The method of deformation of large diameter straight seam steel pipe during preheating:

1. Correct heat treatment process operation and correct tempering heat treatment process are also useful methods to reduce messy mold deformation. The reasons for the deformation of messy molds are often messy, but we only need to grasp the rules of deformation, analyze the causes of its occurrence, and use special methods to prevent the deformation of the mold, which can be reduced and controlled.

2. The messy mold should be pre-heated, and the residual stress generated during the machining process. For messy molds, if conditions permit, try to use vacuum heating quenching and cryogenic treatment after quenching. Under the premise of mold hardness, try to use pre-cooling, graded cooling quenching or warm quenching process.

3. The design and description of the mold should be accurate, the thickness should not be too disparate, and the shape should be symmetrical. For large deformation molds, the deformation rules should be mastered, and machining allowances should be reserved. For large and messy molds, a combined design can be used. For some messy molds, pre-heat treatment, aging heat treatment, quenching and tempering nitriding heat treatment can be used to control the precision of the mold. When repairing defects such as mold blisters, pores, and wear, use cold welding machines and other equipment with low thermal impact to avoid deformation during the repair process.

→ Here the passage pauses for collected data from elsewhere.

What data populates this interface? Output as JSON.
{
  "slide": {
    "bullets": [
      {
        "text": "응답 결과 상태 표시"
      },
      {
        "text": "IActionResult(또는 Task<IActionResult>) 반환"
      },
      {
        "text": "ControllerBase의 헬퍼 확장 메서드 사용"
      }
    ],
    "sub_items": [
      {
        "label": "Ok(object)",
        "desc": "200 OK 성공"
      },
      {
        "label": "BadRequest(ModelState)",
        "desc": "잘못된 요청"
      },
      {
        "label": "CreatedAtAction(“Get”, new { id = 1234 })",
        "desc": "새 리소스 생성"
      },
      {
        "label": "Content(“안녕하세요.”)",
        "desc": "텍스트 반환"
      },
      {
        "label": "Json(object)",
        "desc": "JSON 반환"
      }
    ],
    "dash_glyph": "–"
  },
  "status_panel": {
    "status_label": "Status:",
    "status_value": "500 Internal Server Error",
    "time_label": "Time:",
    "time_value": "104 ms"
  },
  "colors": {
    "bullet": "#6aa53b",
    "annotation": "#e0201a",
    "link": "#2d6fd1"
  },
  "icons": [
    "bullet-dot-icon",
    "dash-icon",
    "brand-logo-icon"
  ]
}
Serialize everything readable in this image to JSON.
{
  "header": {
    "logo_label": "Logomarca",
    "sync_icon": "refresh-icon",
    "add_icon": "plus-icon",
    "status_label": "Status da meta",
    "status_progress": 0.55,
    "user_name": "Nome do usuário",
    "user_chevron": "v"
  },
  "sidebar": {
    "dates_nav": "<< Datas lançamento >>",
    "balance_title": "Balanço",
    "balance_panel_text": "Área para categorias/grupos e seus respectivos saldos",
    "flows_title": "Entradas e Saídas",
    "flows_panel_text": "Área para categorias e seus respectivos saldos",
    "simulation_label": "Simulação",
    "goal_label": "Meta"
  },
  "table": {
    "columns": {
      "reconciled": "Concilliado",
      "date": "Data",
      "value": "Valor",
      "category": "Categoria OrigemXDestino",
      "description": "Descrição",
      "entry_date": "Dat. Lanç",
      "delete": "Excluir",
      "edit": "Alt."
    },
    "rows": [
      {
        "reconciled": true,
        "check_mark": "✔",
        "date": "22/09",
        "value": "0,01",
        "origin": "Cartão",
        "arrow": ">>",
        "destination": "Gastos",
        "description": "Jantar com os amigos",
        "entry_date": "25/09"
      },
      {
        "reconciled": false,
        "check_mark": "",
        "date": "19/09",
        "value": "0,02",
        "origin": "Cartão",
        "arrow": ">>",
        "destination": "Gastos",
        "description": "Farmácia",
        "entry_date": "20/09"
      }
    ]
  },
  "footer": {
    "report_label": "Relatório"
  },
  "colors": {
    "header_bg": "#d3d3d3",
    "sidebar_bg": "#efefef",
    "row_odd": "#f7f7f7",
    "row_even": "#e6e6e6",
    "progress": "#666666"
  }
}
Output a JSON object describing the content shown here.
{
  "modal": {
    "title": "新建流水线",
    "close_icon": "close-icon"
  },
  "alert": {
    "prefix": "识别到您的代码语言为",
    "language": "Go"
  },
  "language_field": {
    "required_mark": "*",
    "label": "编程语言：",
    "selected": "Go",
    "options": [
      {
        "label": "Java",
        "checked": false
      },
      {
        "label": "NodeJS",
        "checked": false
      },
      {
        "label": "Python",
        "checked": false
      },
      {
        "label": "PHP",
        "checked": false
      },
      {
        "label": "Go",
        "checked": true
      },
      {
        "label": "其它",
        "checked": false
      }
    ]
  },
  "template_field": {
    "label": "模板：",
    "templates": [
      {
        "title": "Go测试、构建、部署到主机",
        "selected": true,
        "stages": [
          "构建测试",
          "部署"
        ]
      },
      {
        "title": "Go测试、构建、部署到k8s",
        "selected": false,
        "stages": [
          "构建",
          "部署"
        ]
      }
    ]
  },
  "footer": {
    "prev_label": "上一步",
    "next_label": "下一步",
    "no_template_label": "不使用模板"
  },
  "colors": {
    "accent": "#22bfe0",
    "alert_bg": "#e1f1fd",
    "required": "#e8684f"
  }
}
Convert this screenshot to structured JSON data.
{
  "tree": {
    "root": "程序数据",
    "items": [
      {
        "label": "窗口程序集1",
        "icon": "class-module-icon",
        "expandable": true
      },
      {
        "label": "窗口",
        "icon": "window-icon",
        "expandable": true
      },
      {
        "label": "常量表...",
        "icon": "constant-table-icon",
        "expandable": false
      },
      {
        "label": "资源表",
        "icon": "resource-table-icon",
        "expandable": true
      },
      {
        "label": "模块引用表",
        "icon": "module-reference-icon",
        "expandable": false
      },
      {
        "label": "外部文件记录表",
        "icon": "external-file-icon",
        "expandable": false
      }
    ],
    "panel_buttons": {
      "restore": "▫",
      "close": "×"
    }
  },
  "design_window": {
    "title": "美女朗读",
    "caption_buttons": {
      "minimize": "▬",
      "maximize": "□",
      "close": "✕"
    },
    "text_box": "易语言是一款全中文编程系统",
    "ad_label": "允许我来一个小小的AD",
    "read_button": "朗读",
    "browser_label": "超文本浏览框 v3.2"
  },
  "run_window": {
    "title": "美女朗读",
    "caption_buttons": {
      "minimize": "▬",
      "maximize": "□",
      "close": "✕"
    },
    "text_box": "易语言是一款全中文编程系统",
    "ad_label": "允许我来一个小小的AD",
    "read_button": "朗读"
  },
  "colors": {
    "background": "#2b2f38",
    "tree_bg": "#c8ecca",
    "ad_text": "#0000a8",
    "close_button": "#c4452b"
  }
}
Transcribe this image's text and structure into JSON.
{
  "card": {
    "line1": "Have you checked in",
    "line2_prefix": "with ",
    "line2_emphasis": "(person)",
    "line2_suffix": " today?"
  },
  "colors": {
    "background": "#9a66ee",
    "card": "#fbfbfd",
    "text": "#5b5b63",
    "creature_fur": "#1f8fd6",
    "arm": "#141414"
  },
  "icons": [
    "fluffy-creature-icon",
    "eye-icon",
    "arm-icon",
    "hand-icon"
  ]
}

4. For messy molds, micro-deformation mold steel with good quality should be selected. For mold steel with serious carbide segregation, it should be cast correctly and quenched and tempered. For large and uncast mold steel, solid solution double refinement heat treatment can be carried out. Correctly select the heating temperature, control the heating speed, and use slow heating, preheating and other balanced heating methods for messy molds to reduce mold heat treatment deformation.